Sanders circa 1980s: He educated the kids, gave them healthcare, totally transformed the society.
Sanders circa 2020: We’re very opposed to the authoritarian nature of Cuba, but it’s unfair to simply say everything is bad. When Fidel Castro came into office, you know what he did? He had a massive literacy program. Is that a bad thing?
Tim: Yes, Bernie has doubled-down on his admiration for the communist totalitarian Fidel Castro, and he’s winning.
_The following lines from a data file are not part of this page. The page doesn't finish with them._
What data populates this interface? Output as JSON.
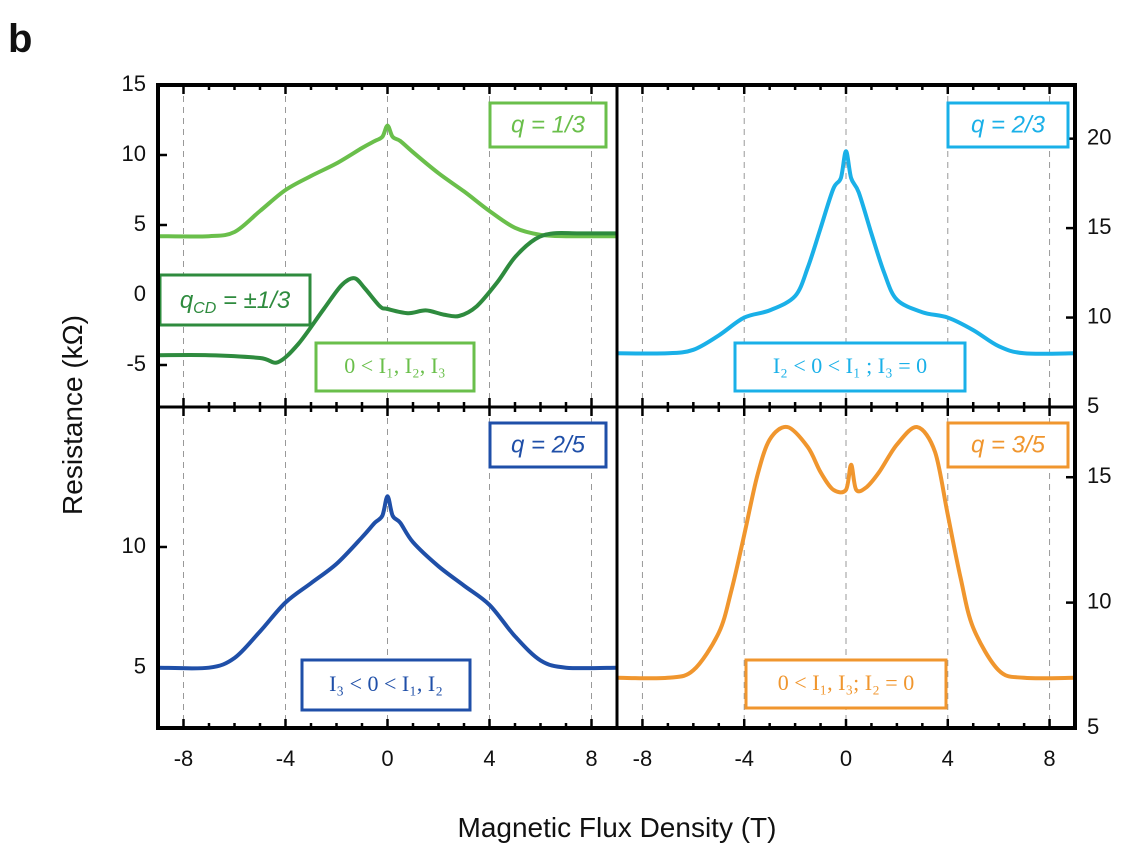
{
  "panel_letter": "b",
  "xlabel": "Magnetic Flux Density (T)",
  "ylabel": "Resistance (kΩ)",
  "chart_data": [
    {
      "type": "line",
      "position": "top-left",
      "xlim": [
        -9,
        9
      ],
      "ylim": [
        -8,
        15
      ],
      "xticks": [
        -8,
        -4,
        0,
        4,
        8
      ],
      "yticks": [
        -5,
        0,
        5,
        10,
        15
      ],
      "ytick_side": "left",
      "vgrid": [
        -8,
        -4,
        0,
        4,
        8
      ],
      "grid": "dashed vertical",
      "series": [
        {
          "name": "q = 1/3",
          "color": "#6abf4b",
          "x": [
            -9,
            -7,
            -6,
            -5,
            -4,
            -3,
            -2,
            -1,
            -0.5,
            -0.2,
            0,
            0.2,
            0.5,
            1,
            2,
            3,
            4,
            5,
            6,
            7,
            9
          ],
          "y": [
            4.2,
            4.2,
            4.5,
            6.0,
            7.5,
            8.5,
            9.4,
            10.5,
            11.0,
            11.3,
            12.1,
            11.3,
            11.0,
            10.2,
            8.7,
            7.4,
            6.0,
            4.8,
            4.3,
            4.2,
            4.2
          ]
        },
        {
          "name": "q_CD = ±1/3",
          "color": "#2e8b3e",
          "x": [
            -9,
            -7,
            -5,
            -4.3,
            -3.5,
            -2.5,
            -1.8,
            -1.3,
            -0.9,
            -0.3,
            0,
            0.8,
            1.5,
            2.2,
            2.8,
            3.5,
            4.3,
            5,
            5.8,
            6.5,
            7.5,
            9
          ],
          "y": [
            -4.3,
            -4.3,
            -4.5,
            -4.8,
            -3.5,
            -1.0,
            0.7,
            1.2,
            0.5,
            -0.8,
            -1.0,
            -1.3,
            -1.1,
            -1.4,
            -1.5,
            -0.8,
            0.9,
            2.7,
            4.0,
            4.4,
            4.4,
            4.4
          ]
        }
      ],
      "labels": {
        "q": "q = 1/3",
        "qcd_main": "q",
        "qcd_sub": "CD",
        "qcd_rest": " = ±1/3",
        "cond": "0 < I₁, I₂, I₃"
      }
    },
    {
      "type": "line",
      "position": "top-right",
      "xlim": [
        -9,
        9
      ],
      "ylim": [
        5,
        23
      ],
      "xticks": [
        -8,
        -4,
        0,
        4,
        8
      ],
      "yticks": [
        5,
        10,
        15,
        20
      ],
      "ytick_side": "right",
      "vgrid": [
        -8,
        -4,
        0,
        4,
        8
      ],
      "grid": "dashed vertical",
      "series": [
        {
          "name": "q = 2/3",
          "color": "#1ab0e8",
          "x": [
            -9,
            -7,
            -6,
            -5,
            -4,
            -3,
            -2,
            -1.5,
            -1,
            -0.5,
            -0.2,
            0,
            0.2,
            0.5,
            1,
            1.5,
            2,
            3,
            4,
            5,
            6,
            7,
            9
          ],
          "y": [
            8.0,
            8.0,
            8.2,
            9.0,
            10.0,
            10.4,
            11.2,
            12.8,
            15.0,
            17.2,
            17.8,
            19.3,
            17.8,
            17.0,
            14.7,
            12.5,
            11.0,
            10.3,
            10.0,
            9.3,
            8.4,
            8.0,
            8.0
          ]
        }
      ],
      "labels": {
        "q": "q = 2/3",
        "cond": "I₂ < 0 < I₁ ; I₃ = 0"
      }
    },
    {
      "type": "line",
      "position": "bottom-left",
      "xlim": [
        -9,
        9
      ],
      "ylim": [
        2.5,
        15.8
      ],
      "xticks": [
        -8,
        -4,
        0,
        4,
        8
      ],
      "yticks": [
        5,
        10
      ],
      "ytick_side": "left",
      "vgrid": [
        -8,
        -4,
        0,
        4,
        8
      ],
      "grid": "dashed vertical",
      "series": [
        {
          "name": "q = 2/5",
          "color": "#1f4fa8",
          "x": [
            -9,
            -7,
            -6,
            -5,
            -4,
            -3,
            -2,
            -1,
            -0.5,
            -0.2,
            0,
            0.2,
            0.5,
            1,
            2,
            3,
            4,
            5,
            6,
            7,
            9
          ],
          "y": [
            5.0,
            5.0,
            5.4,
            6.5,
            7.7,
            8.5,
            9.3,
            10.4,
            11.0,
            11.3,
            12.1,
            11.3,
            11.0,
            10.2,
            9.2,
            8.4,
            7.6,
            6.3,
            5.3,
            5.0,
            5.0
          ]
        }
      ],
      "labels": {
        "q": "q = 2/5",
        "cond": "I₃ < 0 < I₁, I₂"
      }
    },
    {
      "type": "line",
      "position": "bottom-right",
      "xlim": [
        -9,
        9
      ],
      "ylim": [
        5,
        17.8
      ],
      "xticks": [
        -8,
        -4,
        0,
        4,
        8
      ],
      "yticks": [
        5,
        10,
        15
      ],
      "ytick_side": "right",
      "vgrid": [
        -8,
        -4,
        0,
        4,
        8
      ],
      "grid": "dashed vertical",
      "series": [
        {
          "name": "q = 3/5",
          "color": "#f0962e",
          "x": [
            -9,
            -7,
            -6,
            -5,
            -4.5,
            -4,
            -3.5,
            -3,
            -2.3,
            -1.5,
            -1,
            -0.5,
            0,
            0.2,
            0.4,
            0.8,
            1.3,
            2,
            2.8,
            3.5,
            4,
            4.5,
            5,
            6,
            7,
            9
          ],
          "y": [
            7.0,
            7.0,
            7.3,
            8.8,
            10.5,
            12.7,
            15.0,
            16.5,
            17.0,
            16.2,
            15.2,
            14.5,
            14.5,
            15.5,
            14.5,
            14.6,
            15.2,
            16.3,
            17.0,
            16.0,
            13.5,
            11.0,
            9.0,
            7.3,
            7.0,
            7.0
          ]
        }
      ],
      "labels": {
        "q": "q = 3/5",
        "cond": "0 < I₁, I₃; I₂ = 0"
      }
    }
  ]
}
Need we say more about the Democratic Party or the voters’ utter disgust with a political establishment in both parties?
Then you’ve got the curious case of Mayor Pete, with his silky-smooth tongue and glibness to beat the band. He’s trying to channel the last president. A guy on YouTube came up with this. Listen to the soaring rhetoric of Mayor Pete at a recent rally and then the words of Barack Obama.
Buttigieg: One person started it and then a bunch of others began to do the same. And if we can light up a high school gym like that, then we can light up a neighborhood. And if we can light up a neighborhood, then we can light up a city. If we can light up a city, we can light up this whole country. And if we light up this country, then everyone can make sure this country we love shines as a beacon around the world once more.
Barack Obama: It shows you what one voice can do. One voice can change a room, and if the voice can change a room, it can change a city. And if it can change a city, it can change a state. And if it can change a state, it can change a nation. And if it can change a nation, it can change the world.
Tim: Proving once again, that the best speeches, like the best ideas, are usually stolen.